Yesterday I spoke at the Princeton economics department. The title of my talk was:

“Unbiasedness”: You keep using that word. I do not think it means what you think it means.

The talk went all right—people seemed ok with what I was saying—but I didn’t see a lot of audience involvement. It was a bit like pushing at an open door. Everything I said sounded so reasonable, it didn’t seem clear where the interesting content was.

The talk went like this: I discussed various examples where people were using classical unbiased estimates. There was one example with a silly regression discontinuity analysis controlling for a cubic polynomial, where it’s least squares so it’s unbiased but the model makes no sense. And another example with a simple comparison in a randomized experiment, where selection bias (the statistical significance filter and various play-the-winner decisions) push the estimate higher so that the reported estimate is biased, even though the particular statistical procedure being reported is nominally unbiased.
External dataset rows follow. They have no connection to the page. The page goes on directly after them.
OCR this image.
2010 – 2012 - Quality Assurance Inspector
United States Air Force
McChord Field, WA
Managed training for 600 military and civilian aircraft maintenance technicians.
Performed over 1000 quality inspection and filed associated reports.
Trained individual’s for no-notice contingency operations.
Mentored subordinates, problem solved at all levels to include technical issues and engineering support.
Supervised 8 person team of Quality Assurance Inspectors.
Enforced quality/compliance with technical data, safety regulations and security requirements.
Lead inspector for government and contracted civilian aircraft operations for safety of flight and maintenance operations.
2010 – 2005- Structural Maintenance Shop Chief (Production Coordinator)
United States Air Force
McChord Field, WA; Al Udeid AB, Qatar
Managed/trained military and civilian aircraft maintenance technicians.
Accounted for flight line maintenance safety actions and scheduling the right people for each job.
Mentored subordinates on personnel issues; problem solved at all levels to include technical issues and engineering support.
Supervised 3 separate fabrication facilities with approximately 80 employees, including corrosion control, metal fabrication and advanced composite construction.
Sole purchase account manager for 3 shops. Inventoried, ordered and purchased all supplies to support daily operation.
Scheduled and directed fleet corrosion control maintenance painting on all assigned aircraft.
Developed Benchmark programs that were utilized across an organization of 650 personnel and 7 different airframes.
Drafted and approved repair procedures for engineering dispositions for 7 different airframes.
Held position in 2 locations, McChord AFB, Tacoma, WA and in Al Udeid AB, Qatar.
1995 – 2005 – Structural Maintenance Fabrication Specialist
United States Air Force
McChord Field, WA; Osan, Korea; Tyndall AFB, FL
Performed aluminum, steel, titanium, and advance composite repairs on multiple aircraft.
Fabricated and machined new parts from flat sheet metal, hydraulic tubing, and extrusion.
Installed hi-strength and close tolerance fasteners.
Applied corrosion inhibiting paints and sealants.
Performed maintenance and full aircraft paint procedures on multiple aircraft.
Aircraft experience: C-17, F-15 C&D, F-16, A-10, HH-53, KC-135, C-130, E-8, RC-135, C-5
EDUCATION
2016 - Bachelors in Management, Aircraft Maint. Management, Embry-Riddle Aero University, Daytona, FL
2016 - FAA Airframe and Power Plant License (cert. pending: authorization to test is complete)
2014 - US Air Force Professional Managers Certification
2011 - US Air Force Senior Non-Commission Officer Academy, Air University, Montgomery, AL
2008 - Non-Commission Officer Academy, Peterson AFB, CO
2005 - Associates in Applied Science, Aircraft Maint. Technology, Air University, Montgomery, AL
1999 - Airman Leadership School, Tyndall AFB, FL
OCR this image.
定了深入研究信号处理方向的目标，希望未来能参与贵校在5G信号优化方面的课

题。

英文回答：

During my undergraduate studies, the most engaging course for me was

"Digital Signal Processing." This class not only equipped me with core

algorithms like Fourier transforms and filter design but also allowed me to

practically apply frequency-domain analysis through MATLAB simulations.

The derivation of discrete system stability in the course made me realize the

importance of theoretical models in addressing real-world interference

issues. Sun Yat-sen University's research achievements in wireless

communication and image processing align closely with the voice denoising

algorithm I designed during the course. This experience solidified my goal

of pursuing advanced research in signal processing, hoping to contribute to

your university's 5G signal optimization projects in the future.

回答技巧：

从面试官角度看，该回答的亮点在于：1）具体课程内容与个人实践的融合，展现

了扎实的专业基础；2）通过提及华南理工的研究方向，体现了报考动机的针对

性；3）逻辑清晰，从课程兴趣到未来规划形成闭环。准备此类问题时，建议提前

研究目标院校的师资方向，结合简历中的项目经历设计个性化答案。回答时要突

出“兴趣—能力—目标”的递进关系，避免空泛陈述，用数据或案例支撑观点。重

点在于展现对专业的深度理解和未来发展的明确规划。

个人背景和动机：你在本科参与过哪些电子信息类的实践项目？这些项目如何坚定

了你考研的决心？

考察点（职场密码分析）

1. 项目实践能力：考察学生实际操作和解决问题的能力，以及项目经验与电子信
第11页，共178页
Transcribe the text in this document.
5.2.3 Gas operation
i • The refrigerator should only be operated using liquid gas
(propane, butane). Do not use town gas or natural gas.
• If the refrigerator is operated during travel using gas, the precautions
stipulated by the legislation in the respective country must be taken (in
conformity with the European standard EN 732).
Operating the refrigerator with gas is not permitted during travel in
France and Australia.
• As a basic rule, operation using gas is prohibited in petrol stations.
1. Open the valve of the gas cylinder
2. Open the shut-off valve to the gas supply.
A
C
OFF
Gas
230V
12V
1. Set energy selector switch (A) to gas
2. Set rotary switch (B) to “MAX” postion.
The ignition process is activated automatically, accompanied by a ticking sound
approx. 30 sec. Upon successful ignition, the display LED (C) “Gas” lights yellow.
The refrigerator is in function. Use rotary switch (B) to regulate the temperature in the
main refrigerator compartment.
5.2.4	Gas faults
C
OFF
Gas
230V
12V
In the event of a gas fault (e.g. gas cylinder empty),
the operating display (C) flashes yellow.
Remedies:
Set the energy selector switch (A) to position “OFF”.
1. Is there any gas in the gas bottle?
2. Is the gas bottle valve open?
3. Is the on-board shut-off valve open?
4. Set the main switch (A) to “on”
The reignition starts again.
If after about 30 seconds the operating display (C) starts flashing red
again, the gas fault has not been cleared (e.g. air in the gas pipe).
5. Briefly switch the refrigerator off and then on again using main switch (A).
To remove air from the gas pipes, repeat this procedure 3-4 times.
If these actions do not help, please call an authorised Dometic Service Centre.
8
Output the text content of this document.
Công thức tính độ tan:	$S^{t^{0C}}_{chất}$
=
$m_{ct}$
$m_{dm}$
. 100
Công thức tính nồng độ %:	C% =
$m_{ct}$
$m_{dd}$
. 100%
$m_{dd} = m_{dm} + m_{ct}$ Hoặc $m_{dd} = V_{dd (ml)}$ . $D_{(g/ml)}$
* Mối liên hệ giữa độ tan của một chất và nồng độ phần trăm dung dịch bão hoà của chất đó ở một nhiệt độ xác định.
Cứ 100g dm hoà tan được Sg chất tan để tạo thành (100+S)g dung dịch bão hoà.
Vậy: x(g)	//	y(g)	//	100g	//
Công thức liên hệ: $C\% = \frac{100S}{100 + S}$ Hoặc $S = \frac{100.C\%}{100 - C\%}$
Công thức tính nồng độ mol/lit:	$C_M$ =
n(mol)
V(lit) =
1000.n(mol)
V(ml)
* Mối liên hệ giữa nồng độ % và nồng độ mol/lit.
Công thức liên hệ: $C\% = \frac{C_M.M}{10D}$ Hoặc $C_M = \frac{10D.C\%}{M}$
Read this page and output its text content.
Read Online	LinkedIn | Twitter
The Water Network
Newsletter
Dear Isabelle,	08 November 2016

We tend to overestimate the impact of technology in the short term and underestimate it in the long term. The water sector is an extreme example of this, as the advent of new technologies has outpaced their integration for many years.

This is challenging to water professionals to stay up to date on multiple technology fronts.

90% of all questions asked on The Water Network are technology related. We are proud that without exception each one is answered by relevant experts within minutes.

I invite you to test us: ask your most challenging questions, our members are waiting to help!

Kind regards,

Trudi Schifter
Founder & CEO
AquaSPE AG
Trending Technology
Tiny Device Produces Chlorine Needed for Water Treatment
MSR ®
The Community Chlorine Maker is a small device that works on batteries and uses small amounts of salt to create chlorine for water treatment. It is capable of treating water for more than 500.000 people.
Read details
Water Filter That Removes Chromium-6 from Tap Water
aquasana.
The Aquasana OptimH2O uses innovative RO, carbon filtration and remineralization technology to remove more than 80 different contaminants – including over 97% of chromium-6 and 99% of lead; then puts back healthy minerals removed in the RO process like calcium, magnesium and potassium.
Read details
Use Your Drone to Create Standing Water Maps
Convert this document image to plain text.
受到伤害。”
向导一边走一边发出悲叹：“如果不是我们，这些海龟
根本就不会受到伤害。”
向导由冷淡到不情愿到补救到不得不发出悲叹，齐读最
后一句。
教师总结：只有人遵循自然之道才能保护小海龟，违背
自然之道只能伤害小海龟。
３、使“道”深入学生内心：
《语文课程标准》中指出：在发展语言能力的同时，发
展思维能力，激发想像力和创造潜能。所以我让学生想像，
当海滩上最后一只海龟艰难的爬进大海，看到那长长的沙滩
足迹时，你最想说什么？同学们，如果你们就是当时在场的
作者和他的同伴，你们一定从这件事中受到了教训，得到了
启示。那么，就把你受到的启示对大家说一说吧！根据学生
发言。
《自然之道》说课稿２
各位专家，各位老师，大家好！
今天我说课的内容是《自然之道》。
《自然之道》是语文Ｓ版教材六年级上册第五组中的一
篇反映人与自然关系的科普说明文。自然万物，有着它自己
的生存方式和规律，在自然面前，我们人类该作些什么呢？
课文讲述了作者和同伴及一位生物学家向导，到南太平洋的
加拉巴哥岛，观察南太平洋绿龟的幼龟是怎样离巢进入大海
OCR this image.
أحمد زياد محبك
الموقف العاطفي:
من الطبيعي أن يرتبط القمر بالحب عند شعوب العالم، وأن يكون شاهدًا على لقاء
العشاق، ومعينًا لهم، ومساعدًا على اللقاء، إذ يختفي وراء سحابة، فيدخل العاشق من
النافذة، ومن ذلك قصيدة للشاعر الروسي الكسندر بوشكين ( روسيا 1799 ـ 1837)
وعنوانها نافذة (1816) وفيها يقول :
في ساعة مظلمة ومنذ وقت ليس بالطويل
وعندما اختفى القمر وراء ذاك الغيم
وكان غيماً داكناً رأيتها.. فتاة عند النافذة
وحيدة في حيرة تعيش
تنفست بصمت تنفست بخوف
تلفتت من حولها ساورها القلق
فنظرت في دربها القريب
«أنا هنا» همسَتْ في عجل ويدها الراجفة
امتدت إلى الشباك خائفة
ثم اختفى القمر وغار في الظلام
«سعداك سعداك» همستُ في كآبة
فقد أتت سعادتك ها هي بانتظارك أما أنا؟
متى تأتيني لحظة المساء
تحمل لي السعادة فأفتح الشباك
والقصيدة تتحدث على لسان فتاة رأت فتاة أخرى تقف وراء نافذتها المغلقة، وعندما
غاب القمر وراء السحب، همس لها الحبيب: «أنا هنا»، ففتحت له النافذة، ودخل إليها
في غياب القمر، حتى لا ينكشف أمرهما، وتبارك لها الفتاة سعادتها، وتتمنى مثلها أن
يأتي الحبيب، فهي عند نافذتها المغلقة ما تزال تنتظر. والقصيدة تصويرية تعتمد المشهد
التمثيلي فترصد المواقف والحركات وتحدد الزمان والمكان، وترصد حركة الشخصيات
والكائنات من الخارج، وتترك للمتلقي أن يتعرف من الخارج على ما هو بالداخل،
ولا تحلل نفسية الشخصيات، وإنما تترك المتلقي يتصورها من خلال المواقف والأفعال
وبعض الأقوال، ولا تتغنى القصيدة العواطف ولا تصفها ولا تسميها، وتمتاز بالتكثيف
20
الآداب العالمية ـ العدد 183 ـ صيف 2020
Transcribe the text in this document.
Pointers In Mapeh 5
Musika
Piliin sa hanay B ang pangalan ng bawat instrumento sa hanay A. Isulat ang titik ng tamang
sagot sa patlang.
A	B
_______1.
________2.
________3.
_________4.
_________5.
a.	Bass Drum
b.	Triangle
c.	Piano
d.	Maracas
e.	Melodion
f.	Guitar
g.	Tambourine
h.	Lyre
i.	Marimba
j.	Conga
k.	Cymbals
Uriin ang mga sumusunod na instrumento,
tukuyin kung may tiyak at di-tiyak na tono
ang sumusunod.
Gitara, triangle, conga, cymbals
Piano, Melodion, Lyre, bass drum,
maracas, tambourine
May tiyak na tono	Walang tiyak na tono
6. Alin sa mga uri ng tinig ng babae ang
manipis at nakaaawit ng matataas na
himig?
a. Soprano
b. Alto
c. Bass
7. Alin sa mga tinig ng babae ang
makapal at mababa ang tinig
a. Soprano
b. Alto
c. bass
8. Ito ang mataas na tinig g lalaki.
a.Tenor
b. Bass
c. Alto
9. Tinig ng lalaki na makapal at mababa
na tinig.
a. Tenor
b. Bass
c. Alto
My point was: Here are these methods that respected researchers (including economists) use, that get published in top journals, but which are clearly wrong, in the sense of giving estimates and uncertainty statements that we don’t believe.

Why are people using such methods, in one case using a clearly inappropriate model and in the other case avoiding clearly appropriate adjustments?

I think part of the problem is a prioritizing of “unbiasedness” and a misunderstanding of what this really means in the practical world of data analysis and publication. The idea is that unbiased estimates are seen as pure, and that it’s ok to use an analysis that’s evidently flawed, if it does not “bias” the estimate. So, in a regression discontinuity setting, it’s considered ok to control for a high-degree polynomial because this fits into the general idea that, if you control for unnecessary predictors in a regression, you’re fine: it adds no bias and all that might happen is that your standard error gets bigger. Now, ok, nobody wants a big standard error, but remember that the usual goal in applied work is “statistical significance.” So . . . as long as your estimate is more than 2 standard errors away from 0, you’re cool. The price you paid in terms of variance was, apparently, not too high.

In my talk, I then continued by briefly describing our Xbox analysis, as an example of how we can succeed by adjusting. Instead of clinging to a nominally unbiased procedure, we can reduce actual bias by modeling.

As I said above, the people in the audience (mostly economists and political scientists) pretty much agreed with everything I said, except that they disagreed with my claim that “minimizing bias is the traditional first goal of econometrics.”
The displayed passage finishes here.